It’s encouraging to see that Paul Ryan’s anti-poverty agenda reserved a prominent place for the Pell Grant program. Postsecondary education is a key path to economic mobility, and Pell is the main tool the feds have to help low-income students access it. In the past, congressional Republicans have targeted Pell in spending cuts, leaving other expensive and ineffective subsidies—like higher education tax credits—untouched.
To be sure, there are valid concerns about the rapid growth in the cost of the Pell program. And reforms are necessary to ensure it encourages students to invest wisely and stay on track while providing institutions with greater incentive to focus on student outcomes.

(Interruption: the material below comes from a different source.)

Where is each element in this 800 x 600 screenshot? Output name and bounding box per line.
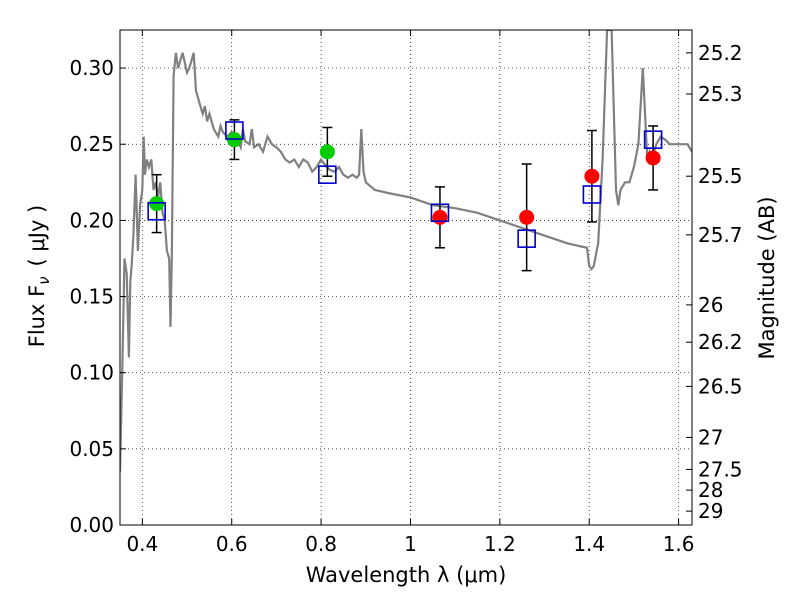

Ryan’s plan calls for some worthwhile changes, though only in broad strokes. Taking steps to put the Pell program on sound financial footing and modernize it to meet the needs of today’s students is good policy and good politics.
Why? Because Pell is a targeted, portable voucher—exactly the kind of solution that conservatives have proposed in many other areas of education and social policy. The grants help our most disadvantaged students choose a postsecondary option that best fits their needs.
In contrast, federal loans and tax credits spread subsidies across a wide array of students, and research suggests they distort the market. Federal student loans go to anybody who wishes to borrow—regardless of their income—and carry an implicit interest subsidy. And higher education tax credits primarily benefit middle and upper-income families with large tuition bills and high tax liability. Researchers have found little evidence that tax credits affect college enrollment decisions or the choice of where to attend.
To be clear, conclusive studies of Pell’s effect on educational outcomes have proven elusive, in part because the feds have never called for the type of rigorous evaluation that has become commonplace in social policy. Grant aid seems to affect enrollment, but we have only limited evidence that Pell shapes persistence and success.
Yet some recent research, from a private scholarship program in Wisconsin and a state grant in Florida, suggests that additional grant aid can increase the likelihood that poor students finish a degree.